“Cilka’s Journey,” written by Heather Morris, best-selling author of “The Tattooist of Auschwitz,” is a powerful, deeply moving story that views the Holocaust from the women’s perspective.
It’s based on the experiences of Cecilia “Cilka” Klein, a beautiful, 16-year-old girl at the time she entered that hell. In addition to her skills and steadfast courage, her mind’s ability to survive beyond the most atrocious and unfathomable horrors of the Holocaust was responsible for her endurance through years of savage brutality.
In both books, Morris did an exquisite job of focusing on the power of love, set in the soul-crushing background of the concentration camps. She was sought out as a non-Jewish writer, by Lale Sokolov, to tell his story as the Slovakian Jewish prisoner who survived by becoming the tattooist of Auschwitz.

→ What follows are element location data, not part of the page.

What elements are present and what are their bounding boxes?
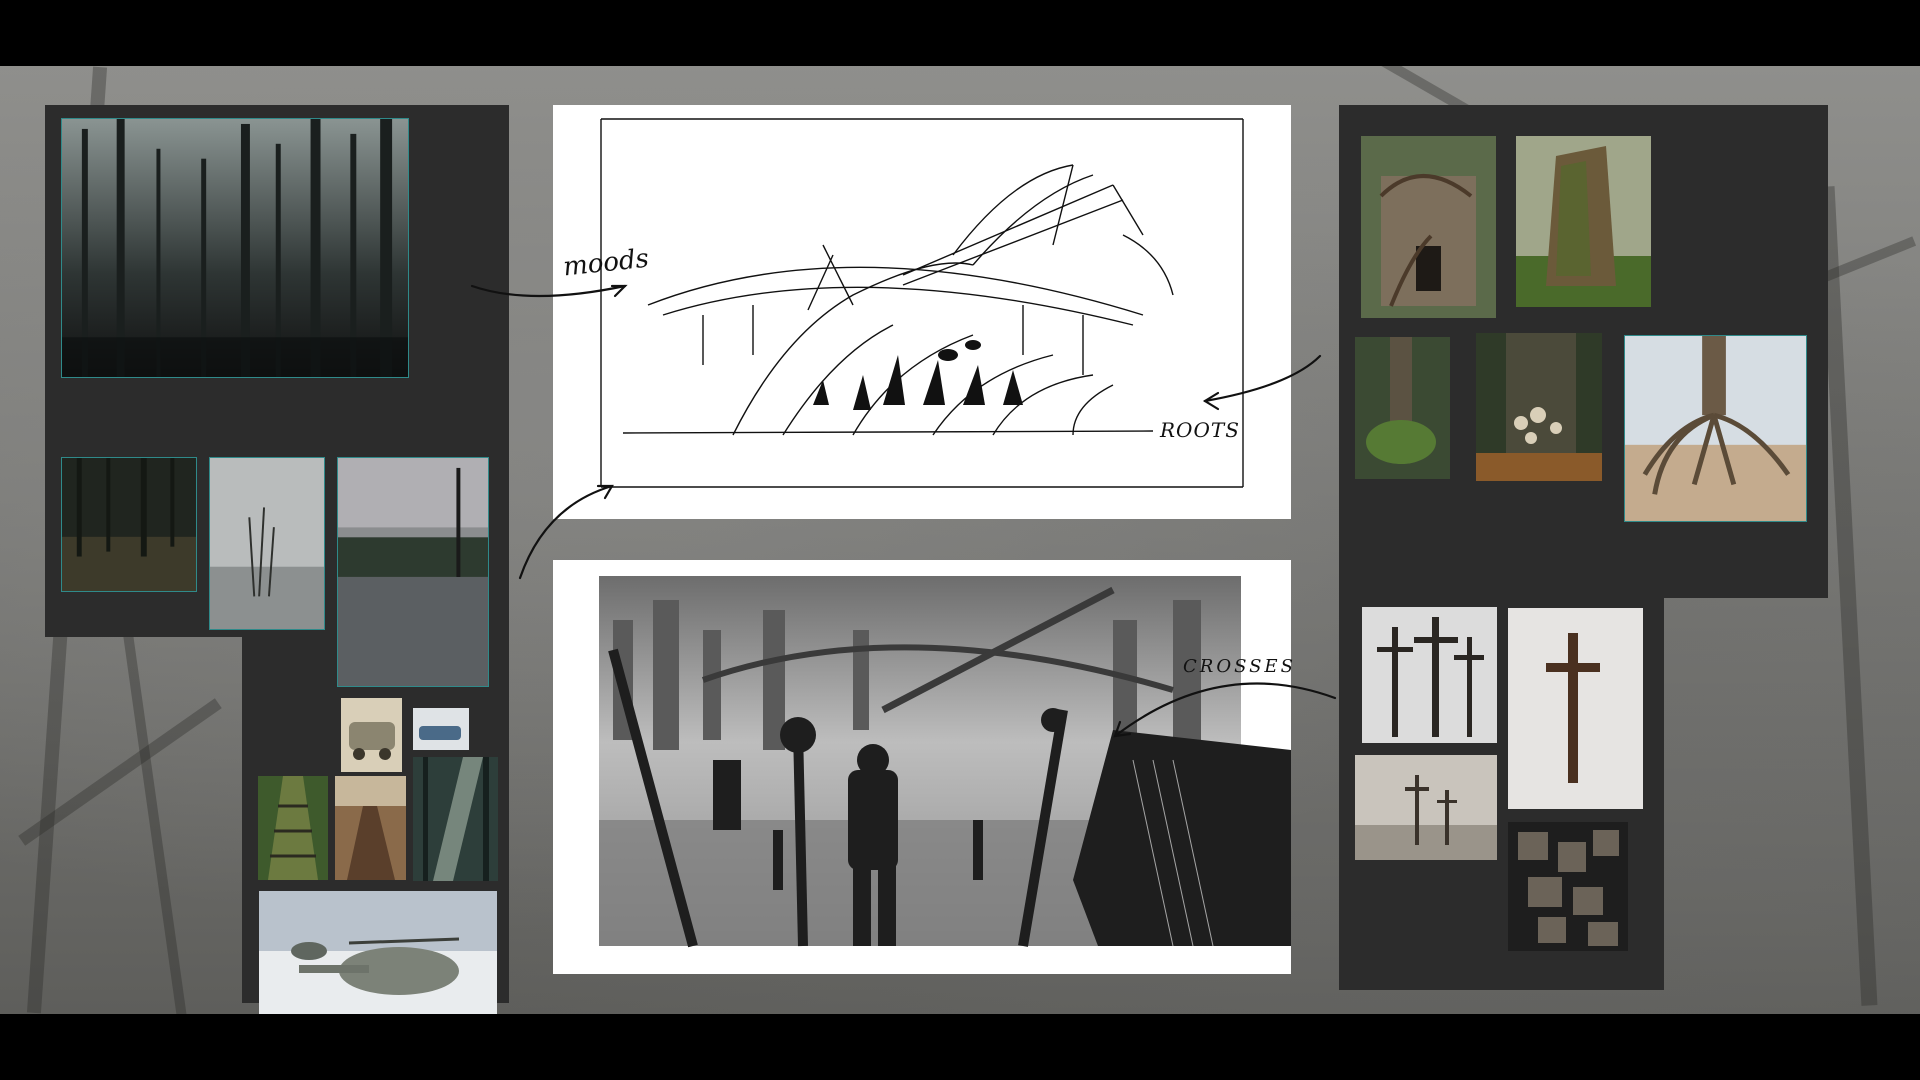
arrow-roots <box>1203 354 1322 403</box>
moodboard-canvas: moods ROOTS CROSSES <box>0 66 1920 1014</box>
arrow-to-line-sketch <box>470 284 627 298</box>
arrow-from-left-panel <box>518 484 614 580</box>
arrow-crosses <box>1113 682 1337 738</box>
annotation-arrows <box>470 284 1337 738</box>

Morris provides a vital degree of separation in her telling of their stories, that allows us to keep reading. Knowing upfront that Lale, his love Gita, and their friend Cilka survived, gives us the courage to imagine their pain, as we come to care for each one of them deeply.
Watching Holocaust films in my youth was traumatic. As a result, I avoided the topic as an adult, fearing I’d fall down the rabbit hole of despair. Through a string of synchronicities, however, and being ever reverent of those who experienced the Holocaust, I read “The Tattooist of Auschwitz.”

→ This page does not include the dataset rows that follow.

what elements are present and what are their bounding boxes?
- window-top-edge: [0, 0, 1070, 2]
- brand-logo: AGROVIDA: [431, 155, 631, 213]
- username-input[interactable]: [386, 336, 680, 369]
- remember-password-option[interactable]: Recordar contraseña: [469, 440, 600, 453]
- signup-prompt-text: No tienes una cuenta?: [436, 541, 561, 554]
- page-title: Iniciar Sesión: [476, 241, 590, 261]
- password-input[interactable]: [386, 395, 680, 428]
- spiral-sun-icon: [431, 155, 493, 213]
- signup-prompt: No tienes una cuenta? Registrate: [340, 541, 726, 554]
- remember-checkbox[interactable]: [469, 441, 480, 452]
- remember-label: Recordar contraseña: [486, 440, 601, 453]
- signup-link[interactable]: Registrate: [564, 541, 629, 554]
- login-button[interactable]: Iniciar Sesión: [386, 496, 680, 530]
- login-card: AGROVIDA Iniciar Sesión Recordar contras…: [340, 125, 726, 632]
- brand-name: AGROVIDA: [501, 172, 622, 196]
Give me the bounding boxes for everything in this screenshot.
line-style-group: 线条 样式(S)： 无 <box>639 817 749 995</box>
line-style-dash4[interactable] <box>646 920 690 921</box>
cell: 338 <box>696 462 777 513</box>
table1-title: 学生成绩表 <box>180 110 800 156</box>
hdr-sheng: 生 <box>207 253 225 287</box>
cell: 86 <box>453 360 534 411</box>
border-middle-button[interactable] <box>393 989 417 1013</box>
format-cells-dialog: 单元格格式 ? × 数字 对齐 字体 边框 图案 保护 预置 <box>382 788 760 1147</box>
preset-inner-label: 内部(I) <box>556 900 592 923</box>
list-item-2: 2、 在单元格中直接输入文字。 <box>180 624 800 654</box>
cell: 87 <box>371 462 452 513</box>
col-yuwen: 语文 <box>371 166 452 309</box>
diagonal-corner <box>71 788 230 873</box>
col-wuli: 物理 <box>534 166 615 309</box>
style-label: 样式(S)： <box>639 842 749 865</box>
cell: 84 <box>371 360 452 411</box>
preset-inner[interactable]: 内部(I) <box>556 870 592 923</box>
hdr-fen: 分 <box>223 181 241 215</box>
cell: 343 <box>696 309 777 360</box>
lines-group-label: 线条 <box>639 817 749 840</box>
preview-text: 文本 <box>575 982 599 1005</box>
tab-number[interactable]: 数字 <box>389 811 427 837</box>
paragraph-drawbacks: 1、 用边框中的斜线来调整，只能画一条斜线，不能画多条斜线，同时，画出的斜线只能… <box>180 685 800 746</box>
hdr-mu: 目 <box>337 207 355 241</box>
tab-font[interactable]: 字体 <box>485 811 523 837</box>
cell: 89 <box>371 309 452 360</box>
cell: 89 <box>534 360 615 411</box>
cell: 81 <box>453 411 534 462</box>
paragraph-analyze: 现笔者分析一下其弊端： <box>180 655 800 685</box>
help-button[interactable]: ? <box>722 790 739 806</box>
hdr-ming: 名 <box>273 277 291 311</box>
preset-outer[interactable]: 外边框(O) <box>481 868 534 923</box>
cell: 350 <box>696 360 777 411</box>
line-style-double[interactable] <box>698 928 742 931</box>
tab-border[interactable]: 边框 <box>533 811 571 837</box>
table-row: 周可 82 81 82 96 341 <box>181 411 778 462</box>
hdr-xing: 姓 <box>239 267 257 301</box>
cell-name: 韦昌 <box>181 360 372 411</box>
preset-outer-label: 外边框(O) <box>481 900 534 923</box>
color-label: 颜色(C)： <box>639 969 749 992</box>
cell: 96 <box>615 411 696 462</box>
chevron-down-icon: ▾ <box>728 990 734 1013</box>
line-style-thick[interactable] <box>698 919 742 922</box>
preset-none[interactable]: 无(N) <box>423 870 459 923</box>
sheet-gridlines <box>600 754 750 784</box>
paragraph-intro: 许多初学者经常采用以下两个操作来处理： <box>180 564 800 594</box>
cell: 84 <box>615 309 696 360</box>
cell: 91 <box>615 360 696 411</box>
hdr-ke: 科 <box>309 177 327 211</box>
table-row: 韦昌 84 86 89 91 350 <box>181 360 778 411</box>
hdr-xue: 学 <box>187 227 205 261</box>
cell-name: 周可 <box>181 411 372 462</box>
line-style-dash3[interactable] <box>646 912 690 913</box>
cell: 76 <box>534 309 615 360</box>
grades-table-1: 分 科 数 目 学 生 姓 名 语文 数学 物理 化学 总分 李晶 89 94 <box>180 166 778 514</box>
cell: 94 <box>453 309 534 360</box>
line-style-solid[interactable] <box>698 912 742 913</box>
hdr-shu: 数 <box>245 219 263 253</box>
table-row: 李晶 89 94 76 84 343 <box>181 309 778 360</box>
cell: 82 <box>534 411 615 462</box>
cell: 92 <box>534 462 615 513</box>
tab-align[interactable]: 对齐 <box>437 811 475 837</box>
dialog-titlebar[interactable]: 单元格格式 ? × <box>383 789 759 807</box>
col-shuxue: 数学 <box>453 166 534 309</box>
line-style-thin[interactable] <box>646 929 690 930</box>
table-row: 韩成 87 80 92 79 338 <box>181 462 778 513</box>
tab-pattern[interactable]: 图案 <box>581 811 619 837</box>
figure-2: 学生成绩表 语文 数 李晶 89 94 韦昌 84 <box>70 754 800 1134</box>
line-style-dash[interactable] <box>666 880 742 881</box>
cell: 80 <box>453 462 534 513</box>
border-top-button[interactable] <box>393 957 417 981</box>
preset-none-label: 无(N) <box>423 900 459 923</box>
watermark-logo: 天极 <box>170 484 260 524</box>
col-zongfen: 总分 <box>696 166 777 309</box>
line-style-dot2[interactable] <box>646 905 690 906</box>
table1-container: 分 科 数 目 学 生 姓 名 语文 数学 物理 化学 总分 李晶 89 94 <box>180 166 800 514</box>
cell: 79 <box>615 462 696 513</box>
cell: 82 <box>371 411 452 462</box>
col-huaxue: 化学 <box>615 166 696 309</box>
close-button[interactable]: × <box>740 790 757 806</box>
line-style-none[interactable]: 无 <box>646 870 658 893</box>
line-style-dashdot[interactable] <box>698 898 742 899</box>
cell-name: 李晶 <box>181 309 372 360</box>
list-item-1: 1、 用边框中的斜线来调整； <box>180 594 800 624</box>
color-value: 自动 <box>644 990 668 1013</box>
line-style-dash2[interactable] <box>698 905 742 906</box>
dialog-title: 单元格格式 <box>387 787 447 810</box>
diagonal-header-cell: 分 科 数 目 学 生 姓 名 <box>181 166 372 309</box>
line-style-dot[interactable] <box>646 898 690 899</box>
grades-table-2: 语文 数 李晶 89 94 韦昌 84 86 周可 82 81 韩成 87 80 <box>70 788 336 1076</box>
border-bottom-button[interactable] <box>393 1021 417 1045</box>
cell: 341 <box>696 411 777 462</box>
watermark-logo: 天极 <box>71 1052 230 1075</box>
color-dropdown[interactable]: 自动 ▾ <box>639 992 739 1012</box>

Morris wrote “Cilka’s Journey” next, through Lale’s account, along with Gita’s firsthand knowledge of what transpired in the women’s block.
The startling contrast between what stresses people today versus what those prisoners endured not so long ago, puts things in a perspective that needs to be realized. These outstanding books should be required reading for students, their parents and all adults.
The book will be featured at noon Nov. 4 in conversation with freelance writer Victoria Comella.